In examining documents like the affidavits in MSS 942, there is always the question of how much is fact and how much is exaggeration. As can be seen from the affidavits already quoted, there is an amazing matter-of-factness concerning some pretty terrible events. Many of the affidavits exhibit this same tone. But others, such as the one following, leave the reader wondering if the facts weren’t a bit overplayed. The affidavit is from Truman Brace and concerns an event which took place in the fall of 1832 in Jackson County:

. . . One day as I was hauling a load of wood I saw a number of armed men on the prairie. Then they saw me two of them came up to me. They ordered me to Stop or they would shoot me. One of them named J. Young asked me if I believed the book of Mormon, I told them that “I did” They said that I must leave the County.

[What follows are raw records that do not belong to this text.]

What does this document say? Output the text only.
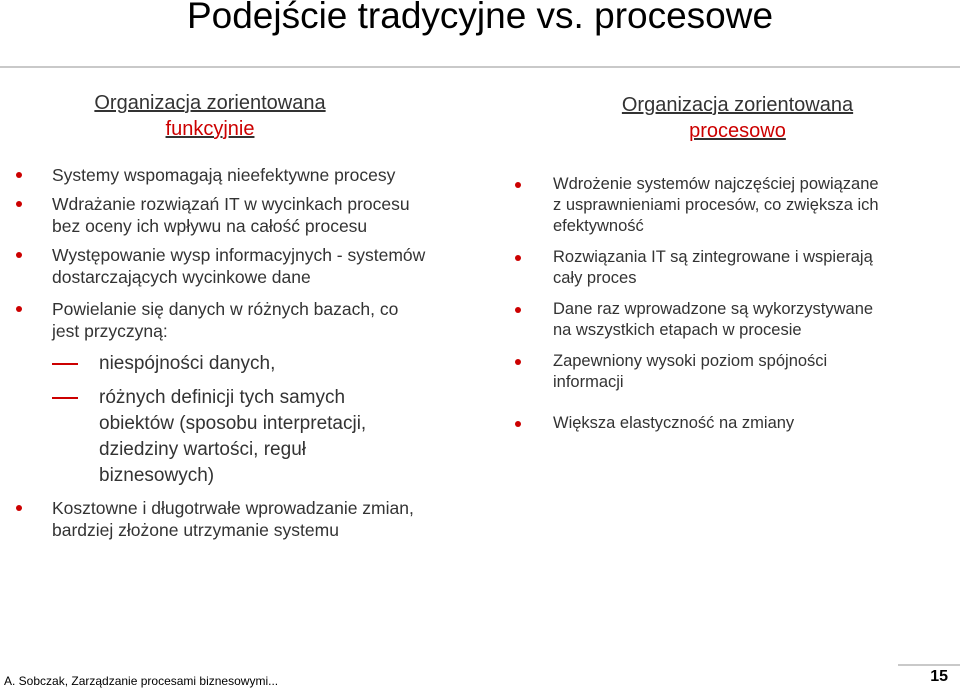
Podejście tradycyjne vs. procesowe
Organizacja zorientowana
funkcyjnie
Systemy wspomagają nieefektywne procesy
Wdrażanie rozwiązań IT w wycinkach procesu
bez oceny ich wpływu na całość procesu
Występowanie wysp informacyjnych - systemów
dostarczających wycinkowe dane
Powielanie się danych w różnych bazach, co
jest przyczyną:
niespójności danych,
różnych definicji tych samych
obiektów (sposobu interpretacji,
dziedziny wartości, reguł
biznesowych)
Kosztowne i długotrwałe wprowadzanie zmian,
bardziej złożone utrzymanie systemu
Organizacja zorientowana
procesowo
Wdrożenie systemów najczęściej powiązane
z usprawnieniami procesów, co zwiększa ich
efektywność
Rozwiązania IT są zintegrowane i wspierają
cały proces
Dane raz wprowadzone są wykorzystywane
na wszystkich etapach w procesie
Zapewniony wysoki poziom spójności
informacji
Większa elastyczność na zmiany
A. Sobczak, Zarządzanie procesami biznesowymi...	15
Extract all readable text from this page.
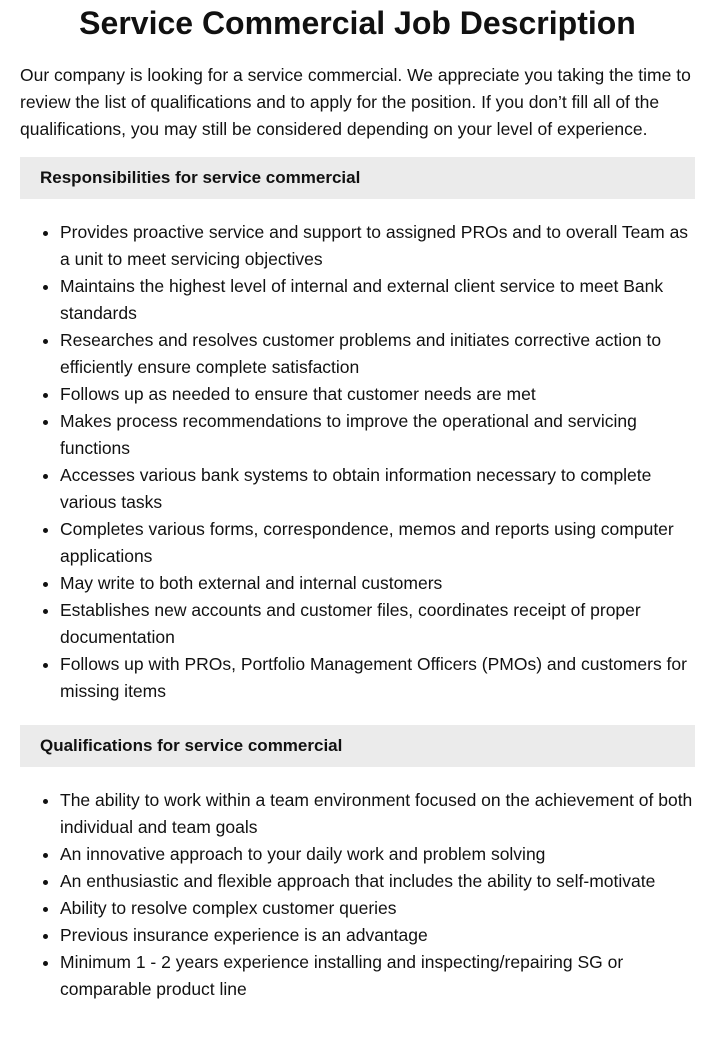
Service Commercial Job Description

Our company is looking for a service commercial. We appreciate you taking the time to review the list of qualifications and to apply for the position. If you don’t fill all of the qualifications, you may still be considered depending on your level of experience.

Responsibilities for service commercial
• Provides proactive service and support to assigned PROs and to overall Team as a unit to meet servicing objectives
• Maintains the highest level of internal and external client service to meet Bank standards
• Researches and resolves customer problems and initiates corrective action to efficiently ensure complete satisfaction
• Follows up as needed to ensure that customer needs are met
• Makes process recommendations to improve the operational and servicing functions
• Accesses various bank systems to obtain information necessary to complete various tasks
• Completes various forms, correspondence, memos and reports using computer applications
• May write to both external and internal customers
• Establishes new accounts and customer files, coordinates receipt of proper documentation
• Follows up with PROs, Portfolio Management Officers (PMOs) and customers for missing items
Qualifications for service commercial
• The ability to work within a team environment focused on the achievement of both individual and team goals
• An innovative approach to your daily work and problem solving
• An enthusiastic and flexible approach that includes the ability to self-motivate
• Ability to resolve complex customer queries
• Previous insurance experience is an advantage
• Minimum 1 - 2 years experience installing and inspecting/repairing SG or comparable product line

I told them I had neither team or means to take me and my family away. The said Young then said he would shoot me and immediately made ready to carry his threat into execution, but the other man persuaded him not to do so,—the rest of the company then rode up I suppose there were about Fifty of the. The said John Young then took an axe gad which I held in my hand and commenced beating me with the same. I suppose I received about fifty strokes after breaking it he got a Raw Hide and Commenced whipping me with it he cut my Hat nearly all to pieces, while he was thus engaged a man of the name of Jennings came behind me and struck me on the head with a Rifle which nearly knock’d me down, John Young then took an axe from me and going a few steps back threw the axe at me with great force, but fortunately it did not hit me, at this time my wife and daughter seeing me there situated came and entreated the mob to share my life. I then went to the House and was followed by the mob. they came into the House. I sat me down on the chair when one of them thrust the mussle of the Gun against my neck and thrust me against the wall and then kicked me on the mouth with his foot and cut my lip. This was in my own House—. . . .28

[Graphic omitted. See source document.]
The first page of the 24-page petition submitted to the House of Representatives in May 1842 by Elias Higbee, Hohn Taylor, and Elias Smith. The petition is essentially the same as the one submitted to the Senate in 1840 by Joseph Smith, Sidney Rigdon, and Elias Higbee. The petition was published in edited form in the History of the Church.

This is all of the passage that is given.